You found a Wonder Woman/Yotsuba&! crossover pic! That’s amazing . . . I’m seeing it play out in my head right now, and it’s absolutely hilarious! 😀
Reblogged this on chrispavesic and commented:
I like the examples in this article–particularly since 2 of the 3 are in the Avengers movies and show how fantasy and science fiction can co-exist.
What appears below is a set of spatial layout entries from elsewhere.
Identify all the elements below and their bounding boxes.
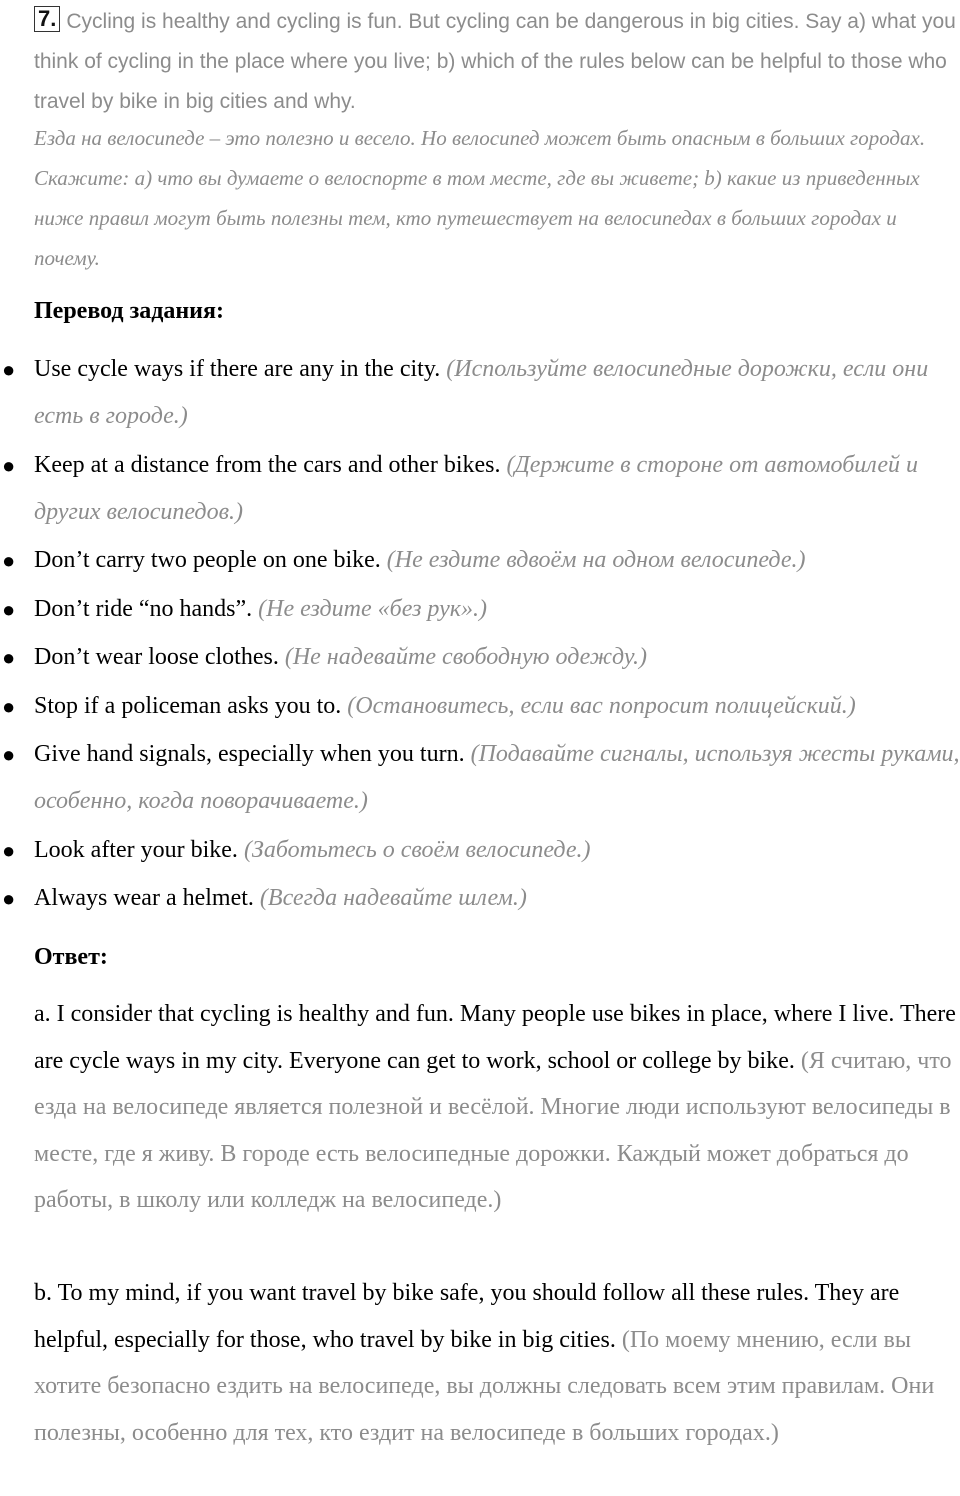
rule-ru: (Не ездите «без рук».) [258,595,487,622]
task-english [34,2,960,122]
rule-en: Keep at a distance from the cars and other bikes. [34,451,501,478]
list-item [0,537,960,584]
rule-en: Use cycle ways if there are any in the city. [34,356,441,382]
bullet-icon: ● [2,886,16,911]
translation-heading: Перевод задания: [34,298,224,324]
rule-ru: (Заботьтесь о своём велосипеде.) [243,836,591,863]
list-item [0,827,960,874]
list-item [0,442,960,536]
bullet-icon: ● [2,693,16,719]
rule-ru: (Используйте велосипедные дорожки, если они есть в городе.) [34,356,929,429]
rule-ru: (Не надевайте свободную одежду.) [284,644,647,670]
list-item [0,586,960,633]
rule-en: Give hand signals, especially when you turn. [34,741,465,767]
bullet-icon: ● [2,357,16,382]
bullet-icon: ● [2,596,16,622]
answer-heading: Ответ: [34,944,108,970]
rule-ru: (Не ездите вдвоём на одном велосипеде.) [386,547,806,573]
bullet-icon: ● [2,742,16,767]
rule-en: Look after your bike. [34,836,238,863]
answer-en: a. I consider that cycling is healthy and fun. Many people use bikes in place, where I live. There are cycle ways in my city. Everyone can get to work, school or college by bike. [34,1001,956,1074]
rule-ru: (Остановитесь, если вас попросит полицейский.) [347,692,856,719]
answer-a [34,991,960,1224]
bullet-icon: ● [2,452,16,478]
rule-ru: (Всегда надевайте шлем.) [259,885,527,911]
list-item [0,875,960,922]
rule-en: Always wear a helmet. [34,885,254,911]
task-russian: Езда на велосипеде – это полезно и весело. Но велосипед может быть опасным в больших городах. Скажите: a) что вы думаете о велоспорте в том месте, где вы живете; b) какие из приведенных ниже правил могут быть полезны тем, кто путешествует на велосипедах в больших городах и почему. [34,126,926,270]
bullet-icon: ● [2,645,16,670]
rule-ru: (Держите в стороне от автомобилей и других велосипедов.) [34,451,919,525]
answer-en: b. To my mind, if you want travel by bike safe, you should follow all these rules. They are helpful, especially for those, who travel by bike in big cities. [34,1280,900,1353]
bullet-icon: ● [2,548,16,573]
answer-ru: (По моему мнению, если вы хотите безопасно ездить на велосипеде, вы должны следовать всем этим правилам. Они полезны, особенно для тех, кто ездит на велосипеде в больших городах.) [34,1326,935,1446]
task-number: 7. [34,6,60,32]
rule-ru: (Подавайте сигналы, используя жесты руками, особенно, когда поворачиваете.) [34,741,960,814]
rule-en: Don’t ride “no hands”. [34,595,253,622]
rule-en: Don’t carry two people on one bike. [34,547,381,573]
list-item [0,634,960,681]
bullet-icon: ● [2,837,16,863]
list-item [0,346,960,440]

Sorry … but I DON’T agree!
‘Science Fiction’ must be based on at least a plausible explanation that is either scientifically correct, or COULD be. Everyone should know that ‘gamma radiation’ kills cells. So being ‘juiced’ by gamma radiation is totally non-scientific – something that is IMPOSSIBLE. Therefore, it cannot be science fiction. The best science fiction comes up with ideas that even scientists cannot disprove … and much of it actually PREDICTS the future (just look at the Jules Verne novels). For example, talking about a ‘time warp’ could be science fiction, as there is nothing in physics to prevent this (it might be possible in the future).
Fantasy, on the other hand, is “fantastic” – which is defined as ‘fanciful, irrational, wild, absurd, far-fetched, nonsensical,, unbelievable, unthinkable, or implausible. If it is irrational or absurd, it can never actually happen in the real world (at least, in OUR universe), and therefore CANNOT be ‘science fiction’.
I hope that people reading this comment will understand that there IS a difference – between something that is logical and possible (but perhaps beyond today’s limits of science), and something that is irrational and absurd – i.e., NEVER possible in the real world.
I’m sure that any science fiction writers who are reading this will agree that science fiction is totally different than ‘fantasy’ – the only thing connecting the two is the “good imagination” of the writer.